Dilansir dari Aceh.disway.id, dia mengaku baru tahu ada pelantikan rektor di Unaya. “Menurut saya itu terlalu terburu-buru, tidak memenuhi prosedur sebagaimana mestinya,” katanya saat dihubungi melalui pesan suara, Minggu (23/2) malam,.
Mantan rektor Unigha Sigli (2020-2024) itu juga mengatakan, untuk menjadi seorang rektor harus diawali dengan syarat-syarat yang dikeluarkan senat universitas dan yayasan.
Senat universitas, kata dia, membuat syarat-syarat untuk menjadi rektor, kemudian syarat-syarat itu diberikan kepada pengurus yayasan. “Setelah pengurus yayasan berembug, selanjutnya senat universitas dipanggil,” katanya.

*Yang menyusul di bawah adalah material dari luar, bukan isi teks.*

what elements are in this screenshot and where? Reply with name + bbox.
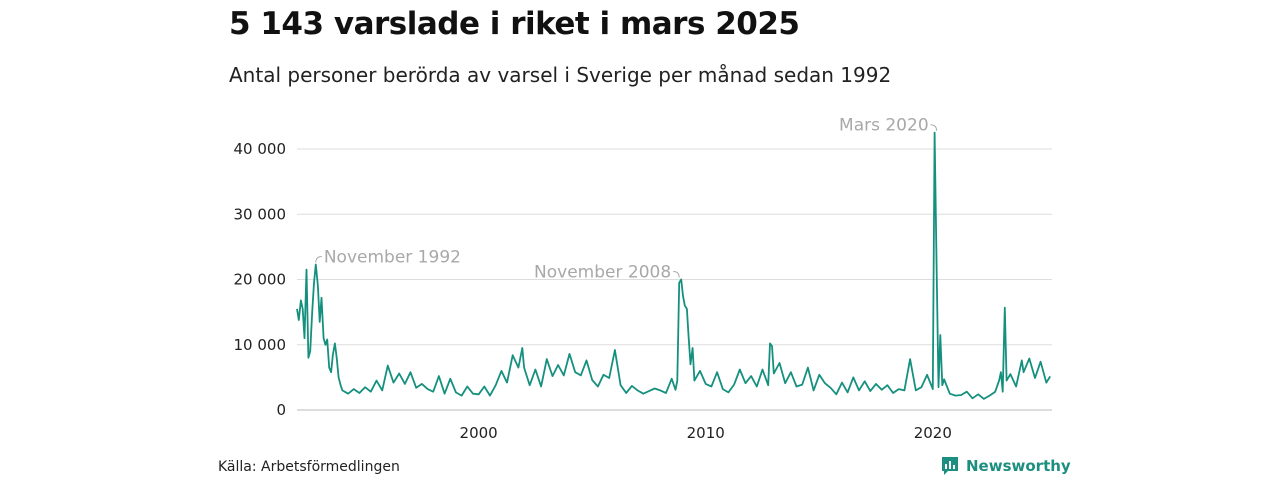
annotation-label-2: Mars 2020	[839, 116, 929, 136]
y-tick-label-3: 30 000	[234, 205, 287, 223]
brand-name: Newsworthy	[966, 457, 1071, 475]
y-tick-label-2: 20 000	[234, 271, 287, 289]
source-note: Källa: Arbetsförmedlingen	[218, 459, 400, 475]
newsworthy-logo-icon	[942, 457, 958, 475]
x-tick-label-2: 2020	[914, 424, 952, 442]
annotation-connector-0	[315, 256, 322, 263]
annotation-connector-1	[673, 271, 680, 278]
annotation-label-1: November 2008	[534, 263, 671, 283]
annotation-label-0: November 1992	[324, 247, 461, 267]
y-tick-label-4: 40 000	[234, 140, 287, 158]
series-line-0	[296, 131, 1051, 400]
y-tick-label-0: 0	[276, 401, 286, 419]
brand: Newsworthy	[940, 455, 1071, 477]
x-tick-label-0: 2000	[460, 424, 498, 442]
x-tick-label-1: 2010	[687, 424, 725, 442]
chart-title: 5 143 varslade i riket i mars 2025	[229, 6, 800, 42]
chart-subtitle: Antal personer berörda av varsel i Sveri…	[229, 63, 892, 87]
annotation-connector-2	[930, 124, 938, 131]
y-tick-label-1: 10 000	[234, 336, 287, 354]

Lalu pengurus yayasan dan senat universitas bermusyawarah dan akhirnya keluarlah keputusan yang memuat syarat-syarat yang harus dipenuhi seorang calon rektor perguruan tinggi swasta.

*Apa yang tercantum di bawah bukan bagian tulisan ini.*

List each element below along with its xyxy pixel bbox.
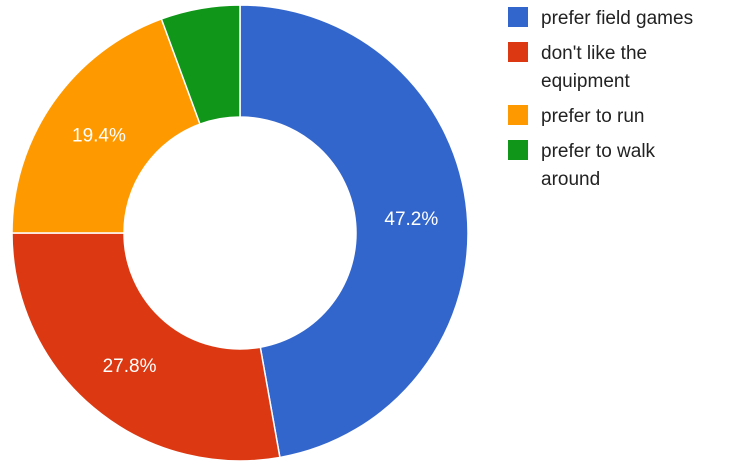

“Itu yang saya tahu. Setelah itu baru dibentuk panitia dari universitas, tugasnya menjaring calon-calon rektor sesuai syarat-syarat yang sudah disepakati senat dan yayasan,” urainya.

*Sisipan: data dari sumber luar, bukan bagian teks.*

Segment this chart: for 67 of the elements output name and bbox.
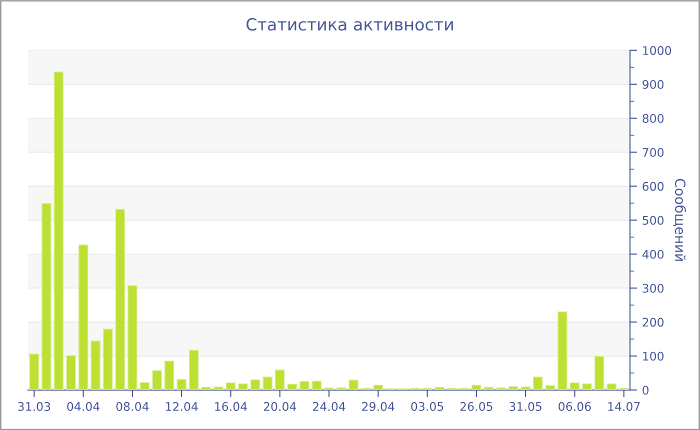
bar xyxy=(606,383,616,390)
y-axis-title: Сообщений xyxy=(673,178,686,261)
y-tick-label: 1000 xyxy=(643,46,672,55)
bar xyxy=(164,360,174,390)
bar xyxy=(238,383,248,390)
y-tick-label: 100 xyxy=(643,352,664,361)
bar xyxy=(262,376,272,390)
bar xyxy=(287,384,297,390)
x-tick-label: 16.04 xyxy=(215,402,247,411)
bar xyxy=(128,285,138,390)
bar xyxy=(214,386,224,390)
x-tick-label: 29.04 xyxy=(362,402,394,411)
x-tick-label: 03.05 xyxy=(411,402,444,411)
x-tick-label: 14.07 xyxy=(608,402,640,411)
bar xyxy=(373,384,383,390)
bar xyxy=(348,380,358,390)
chart-title: Статистика активности xyxy=(246,18,453,31)
y-tick-label: 200 xyxy=(642,318,664,327)
bar xyxy=(66,355,76,390)
bar xyxy=(42,203,52,390)
bar xyxy=(545,385,555,390)
bar xyxy=(201,386,211,390)
bar xyxy=(90,340,100,390)
bar xyxy=(78,244,88,390)
bar xyxy=(103,328,113,390)
bar xyxy=(520,386,530,390)
bar xyxy=(594,356,604,390)
x-tick-label: 20.04 xyxy=(264,402,296,411)
bar xyxy=(115,208,125,390)
bar xyxy=(336,388,346,390)
bar xyxy=(226,382,236,390)
y-tick-label: 900 xyxy=(642,80,664,89)
bar xyxy=(189,350,199,390)
bar xyxy=(140,382,150,390)
x-tick-label: 24.04 xyxy=(312,402,346,411)
x-tick-label: 08.04 xyxy=(116,402,149,411)
y-tick-label: 0 xyxy=(642,386,649,395)
bar xyxy=(29,354,39,390)
bar xyxy=(570,382,580,390)
bar xyxy=(533,376,543,390)
y-tick-label: 600 xyxy=(642,182,664,191)
x-tick-label: 26.05 xyxy=(460,402,492,411)
x-tick-label: 06.06 xyxy=(558,402,591,411)
bar xyxy=(275,370,285,390)
bar xyxy=(496,388,506,390)
y-tick-label: 500 xyxy=(642,216,664,225)
bar xyxy=(484,386,494,390)
bar xyxy=(300,381,310,390)
bar xyxy=(250,379,260,390)
bar xyxy=(176,379,186,390)
bar xyxy=(582,383,592,390)
bar xyxy=(312,380,322,390)
bar xyxy=(54,72,64,390)
x-tick-label: 12.04 xyxy=(166,402,198,411)
y-tick-label: 700 xyxy=(642,148,664,157)
x-tick-label: 31.03 xyxy=(18,402,50,411)
y-tick-label: 300 xyxy=(642,284,664,293)
x-tick-label: 04.04 xyxy=(67,402,100,411)
bar xyxy=(324,388,334,390)
bar xyxy=(558,311,568,390)
y-tick-label: 400 xyxy=(642,250,664,259)
bar xyxy=(434,386,444,390)
bar xyxy=(508,386,518,390)
bar xyxy=(472,384,482,390)
bar xyxy=(152,370,162,390)
y-tick-label: 800 xyxy=(642,114,664,123)
x-tick-label: 31.05 xyxy=(510,402,542,411)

Setelah penjaringan, sambung dia, baru dilakukan pemilihan, dilakukan oleh senat universitas, bukan oleh pengurus yayasan. “Setelah terpilih tiga orang, selanjutnya diserahkan ke pengurus yayasan,” katanya.
Langkah selanjutnya, pengurus yayasan memilih siapa yang paling kredibel dan cakap, yang bisa memajukan universitas yang mereka miliki. Setelah dipilih lalu dibuatkan surat keputusan (SK) oleh yayasan. “Setelah itu baru bisa dilantik,” jelasnya.
Jadi, kata Bansu lagi, prosedurnya seperti itu, bukan tiba-tiba. “Kalau yang ini kan kesannya asing, senat saja nggak tahu, apalagi didrop dari luar, yang tidak familiar dengan kampus dimana dia akan ditempatkan sebagai rektor. Mungkin mahasiswa, dosen dan pejabat struktural belum kenal.”
“Kesannya kan top down, padahal seharusnya bottom up, dipilih dari bawah,” tegasnya.
Ditanya ihwal dualisme yayasan, Bansu enggan berkomentar, karena bukan kapasitas dia. “Prinsipnya ya yayasan yang sah. Sebagai Aptisi saya tidak berkompeten. Prinsipnya prosedurnya seperti yang saya uraikan tadi,” tukasnya.
Meski begitu dia bersedia bila dimintai saran dan pendapat, yakni sebaiknya dilakukan sesuai prosedur standar.
Dia juga menyinggung perbedaan mekanisme pemilihan rektor di perguruan tinggi negeri dan swasta. “Di negeri sudah jelas prosedurnya, tapi kalau di swasta wewenang penuh ada di yayasan. Nah, kalau yayasan mau berbuat yang baik, mau mengambil aturan-aturan yang benar, secara demokratis, untuk kebaikan universitas, ya jangan sembarangan,” paparnya.
Jadi semua terpulang ke yayasan, berbeda dengan perguruan tinggi negeri. “Jadi itu langkah-langkah yang harus dilakukan, untuk memiliki rektor yang kredibel, terbuka dan jelas,” tutupnya.